Many community associations have "no pet" policies that prohibit dogs entirely, and many community associations have prohibitions or restrictions on certain "aggressive" or "dangerous" breeds of dogs from being in the community. Unless the decision in Warren is appealed or revised in some way as the case progresses, an owner arguably can now have and keep a pit bull or similar breed of dog despite such restrictions in the community's governing documents if the owner can show the four items required to prevail on a failure to accommodate claim under the Fair Housing Act, as described above, when the dog in question is the reasonable accommodation being requested. Therefore, Tyrone Green's rhetorical question of whether the watchdog (or emotional support animal) bites becomes important for those community associations, which must demonstrate and be able to document that the specific pit bull or similar "aggressive" breed of dog being requested to be kept by an owner as an accommodation under the Fair Housing Act actually poses a direct threat to the health or safety of others in the community, and that threat cannot be reduced or eliminated by another reasonable accommodation.

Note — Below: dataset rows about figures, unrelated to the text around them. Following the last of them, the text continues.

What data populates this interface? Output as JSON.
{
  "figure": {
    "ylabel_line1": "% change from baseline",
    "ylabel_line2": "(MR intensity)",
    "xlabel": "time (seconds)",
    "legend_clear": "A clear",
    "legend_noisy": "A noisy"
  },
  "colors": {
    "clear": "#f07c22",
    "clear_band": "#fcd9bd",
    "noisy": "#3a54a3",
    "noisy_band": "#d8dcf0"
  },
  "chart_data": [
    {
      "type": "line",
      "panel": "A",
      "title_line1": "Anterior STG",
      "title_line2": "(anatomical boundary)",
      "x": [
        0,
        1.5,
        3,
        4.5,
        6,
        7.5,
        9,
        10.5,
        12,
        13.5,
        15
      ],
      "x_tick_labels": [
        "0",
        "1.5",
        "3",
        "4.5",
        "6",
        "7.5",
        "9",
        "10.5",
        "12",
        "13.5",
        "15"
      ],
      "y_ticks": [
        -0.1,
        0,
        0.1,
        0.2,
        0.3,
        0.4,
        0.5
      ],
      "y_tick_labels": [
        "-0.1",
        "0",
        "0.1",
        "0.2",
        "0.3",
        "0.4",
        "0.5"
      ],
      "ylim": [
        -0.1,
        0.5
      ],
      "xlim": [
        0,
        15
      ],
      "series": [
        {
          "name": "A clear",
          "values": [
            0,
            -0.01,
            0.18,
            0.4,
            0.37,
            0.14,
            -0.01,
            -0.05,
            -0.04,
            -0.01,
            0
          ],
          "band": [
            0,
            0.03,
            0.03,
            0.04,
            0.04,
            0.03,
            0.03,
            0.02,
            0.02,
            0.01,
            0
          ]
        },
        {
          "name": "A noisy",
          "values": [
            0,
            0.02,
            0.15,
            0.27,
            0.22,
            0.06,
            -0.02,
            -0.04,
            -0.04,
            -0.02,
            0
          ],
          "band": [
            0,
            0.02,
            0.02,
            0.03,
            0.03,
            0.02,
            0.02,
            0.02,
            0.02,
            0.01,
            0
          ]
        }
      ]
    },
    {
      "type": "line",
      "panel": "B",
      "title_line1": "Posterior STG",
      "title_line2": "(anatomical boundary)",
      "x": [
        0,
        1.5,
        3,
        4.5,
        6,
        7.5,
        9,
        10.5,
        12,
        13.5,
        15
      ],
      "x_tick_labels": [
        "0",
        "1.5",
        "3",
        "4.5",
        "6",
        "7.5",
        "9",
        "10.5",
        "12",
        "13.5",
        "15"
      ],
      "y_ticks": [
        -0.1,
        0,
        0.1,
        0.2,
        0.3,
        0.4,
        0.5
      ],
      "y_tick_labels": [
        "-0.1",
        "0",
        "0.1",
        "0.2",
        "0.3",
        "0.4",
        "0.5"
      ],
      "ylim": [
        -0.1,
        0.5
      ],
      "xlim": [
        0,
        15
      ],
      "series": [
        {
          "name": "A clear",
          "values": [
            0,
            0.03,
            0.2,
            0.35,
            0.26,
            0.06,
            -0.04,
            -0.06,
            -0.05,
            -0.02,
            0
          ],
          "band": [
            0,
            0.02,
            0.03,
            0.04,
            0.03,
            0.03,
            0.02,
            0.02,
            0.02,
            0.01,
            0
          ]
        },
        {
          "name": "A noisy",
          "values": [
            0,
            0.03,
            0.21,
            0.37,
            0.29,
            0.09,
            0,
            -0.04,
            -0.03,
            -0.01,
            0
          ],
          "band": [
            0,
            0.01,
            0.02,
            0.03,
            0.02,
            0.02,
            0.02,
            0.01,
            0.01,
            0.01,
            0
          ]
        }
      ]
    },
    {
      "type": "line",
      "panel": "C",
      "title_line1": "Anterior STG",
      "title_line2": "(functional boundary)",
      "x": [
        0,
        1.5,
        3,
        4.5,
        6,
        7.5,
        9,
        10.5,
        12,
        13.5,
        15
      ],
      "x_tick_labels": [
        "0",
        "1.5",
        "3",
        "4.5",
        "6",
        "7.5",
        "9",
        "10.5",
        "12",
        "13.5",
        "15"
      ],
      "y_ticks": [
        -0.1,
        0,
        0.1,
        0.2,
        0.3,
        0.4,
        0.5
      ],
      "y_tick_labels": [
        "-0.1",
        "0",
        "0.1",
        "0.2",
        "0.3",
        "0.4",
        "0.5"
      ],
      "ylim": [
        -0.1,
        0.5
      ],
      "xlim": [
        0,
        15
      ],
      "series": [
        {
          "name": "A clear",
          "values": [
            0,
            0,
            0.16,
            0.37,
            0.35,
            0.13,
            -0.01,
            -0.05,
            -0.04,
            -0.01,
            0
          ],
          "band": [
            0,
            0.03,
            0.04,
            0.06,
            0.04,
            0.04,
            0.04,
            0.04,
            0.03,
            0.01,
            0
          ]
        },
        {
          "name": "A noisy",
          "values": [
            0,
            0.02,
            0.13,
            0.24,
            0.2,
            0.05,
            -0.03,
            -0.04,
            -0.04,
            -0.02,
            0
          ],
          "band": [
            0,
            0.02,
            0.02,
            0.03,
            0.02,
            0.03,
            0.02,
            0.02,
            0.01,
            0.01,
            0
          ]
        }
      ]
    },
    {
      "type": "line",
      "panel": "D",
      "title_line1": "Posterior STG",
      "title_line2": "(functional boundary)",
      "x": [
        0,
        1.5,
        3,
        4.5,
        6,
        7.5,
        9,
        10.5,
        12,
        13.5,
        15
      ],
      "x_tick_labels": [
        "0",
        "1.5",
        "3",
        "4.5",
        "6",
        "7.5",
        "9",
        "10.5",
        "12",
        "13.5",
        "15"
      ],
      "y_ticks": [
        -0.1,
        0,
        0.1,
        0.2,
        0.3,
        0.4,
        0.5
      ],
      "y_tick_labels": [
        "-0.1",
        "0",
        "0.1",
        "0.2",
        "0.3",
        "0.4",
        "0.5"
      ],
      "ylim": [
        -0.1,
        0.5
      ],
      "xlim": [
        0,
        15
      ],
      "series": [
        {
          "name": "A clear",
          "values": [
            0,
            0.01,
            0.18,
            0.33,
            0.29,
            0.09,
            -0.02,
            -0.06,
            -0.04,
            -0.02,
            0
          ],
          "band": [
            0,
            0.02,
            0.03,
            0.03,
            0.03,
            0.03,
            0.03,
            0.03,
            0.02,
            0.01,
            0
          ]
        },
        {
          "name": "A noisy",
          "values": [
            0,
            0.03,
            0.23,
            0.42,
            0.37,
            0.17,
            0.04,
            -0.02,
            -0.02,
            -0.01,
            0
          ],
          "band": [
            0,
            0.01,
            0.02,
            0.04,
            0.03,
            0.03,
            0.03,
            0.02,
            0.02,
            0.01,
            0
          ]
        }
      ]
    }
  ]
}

Due to the complexity of the Fair Housing Act cases, and the potentially significant monetary penalties associated with violations of that Act, if an issue regarding an emotional support animal or whether an owner requires a reasonable accommodation arises, a community association should contact its association attorney immediately. Otherwise, the association may end up being "bitten" by the consequences of a violation of the Fair Housing Act, and Tyrone Green will finally have an affirmative answer to his question.